Currently class laws are not used for rewriting code. The reason for this is simple: current "laws" should more accurately be called "recommendations", therefore the compiler cannot rely on them. This is a proposal to make use of these recommendations.
Classes should be able to come with their own version of RULES pragmas, call them LAW, like so:
class Functor f where
fmap :: (a -> b) -> f a -> f b
{-# LAW "fmap/id"
forall (x :: Functor f => f a).
fmap id x = x
#-}
{-# LAW "fmap/fuse"
forall (f :: b -> c)
(g :: a -> b).
fmap f . fmap g = fmap (f . g)
#-}However, LAW-based rewrite rules are only applied for instances that explicitly obey them:
instance Maybe Functor where
fmap _ Nothing = Nothing
fmap f (Just x) = Just (f x)
{-# LAW-OBEDIENT-INSTANCE #-} -- Apply LAW rules to this instance
data Counter a = Counter Int a
instance Functor Counter where
fmap f (Counter c x) = Counter (c+1) (f x)
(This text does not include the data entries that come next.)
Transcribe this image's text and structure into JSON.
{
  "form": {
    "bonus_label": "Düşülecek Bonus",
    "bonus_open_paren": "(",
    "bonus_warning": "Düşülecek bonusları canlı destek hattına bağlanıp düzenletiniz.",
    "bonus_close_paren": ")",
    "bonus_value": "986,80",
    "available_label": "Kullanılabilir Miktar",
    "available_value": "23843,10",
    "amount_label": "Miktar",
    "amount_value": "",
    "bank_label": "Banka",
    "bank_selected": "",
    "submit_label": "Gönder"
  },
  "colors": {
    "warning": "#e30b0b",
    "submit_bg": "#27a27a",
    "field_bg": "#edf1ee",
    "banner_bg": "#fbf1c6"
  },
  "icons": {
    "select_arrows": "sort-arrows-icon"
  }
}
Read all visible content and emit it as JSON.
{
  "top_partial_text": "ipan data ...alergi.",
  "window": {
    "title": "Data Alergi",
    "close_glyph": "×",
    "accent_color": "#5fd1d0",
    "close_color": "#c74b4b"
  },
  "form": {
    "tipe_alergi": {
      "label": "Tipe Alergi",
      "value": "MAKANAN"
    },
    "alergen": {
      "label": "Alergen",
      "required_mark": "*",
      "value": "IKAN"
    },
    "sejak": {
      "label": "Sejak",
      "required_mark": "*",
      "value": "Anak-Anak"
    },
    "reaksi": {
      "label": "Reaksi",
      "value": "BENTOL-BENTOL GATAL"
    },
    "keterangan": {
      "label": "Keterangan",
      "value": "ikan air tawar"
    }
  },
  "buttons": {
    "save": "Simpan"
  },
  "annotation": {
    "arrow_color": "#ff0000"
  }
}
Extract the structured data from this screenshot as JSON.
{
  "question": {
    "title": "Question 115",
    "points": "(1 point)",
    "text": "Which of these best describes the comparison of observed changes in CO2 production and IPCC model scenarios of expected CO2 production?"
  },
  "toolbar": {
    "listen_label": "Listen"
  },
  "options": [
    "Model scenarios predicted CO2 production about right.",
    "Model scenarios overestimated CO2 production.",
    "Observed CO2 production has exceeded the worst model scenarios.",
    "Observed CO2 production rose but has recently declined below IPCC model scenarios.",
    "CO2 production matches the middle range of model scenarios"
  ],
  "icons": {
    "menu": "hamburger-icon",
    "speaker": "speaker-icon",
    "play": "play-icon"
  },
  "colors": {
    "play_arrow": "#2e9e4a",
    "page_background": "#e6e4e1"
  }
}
-- Not law obedient, don't apply rewritesAnother thing to consider is rewriting non-class functions to make use of this idea. For example
ap mf mx = do { f <- mf; x <- mx; return (f x) }
{-# LAW-OBEDIENT m "ap/<*>"
forall (mf :: Monad m => m (a -> b))
(mx :: Monad m => m a).
ap mf mx = (<*>) mf mx
#-}indicates that this rule should only apply when the instance for m is marked as obedient.
-
Applicative
donotation for free: due to the new rewrite rules, obedient instances can be rewritten to Applicative style automatically (and this similarly applies to all other class hierarchies). -
Laws marked as the pragma should simplify code in the same manner as
RULESdo, which can be good for performance. Obeying a law that makes things more complicated should therefore not be mentioned in aLAWpragma.
-
Some instances obey only a subset of the laws. The proposal above skips treating those separately in order to make the instance implementation simple, as opposed to adding fine-grained control over which laws are applicable.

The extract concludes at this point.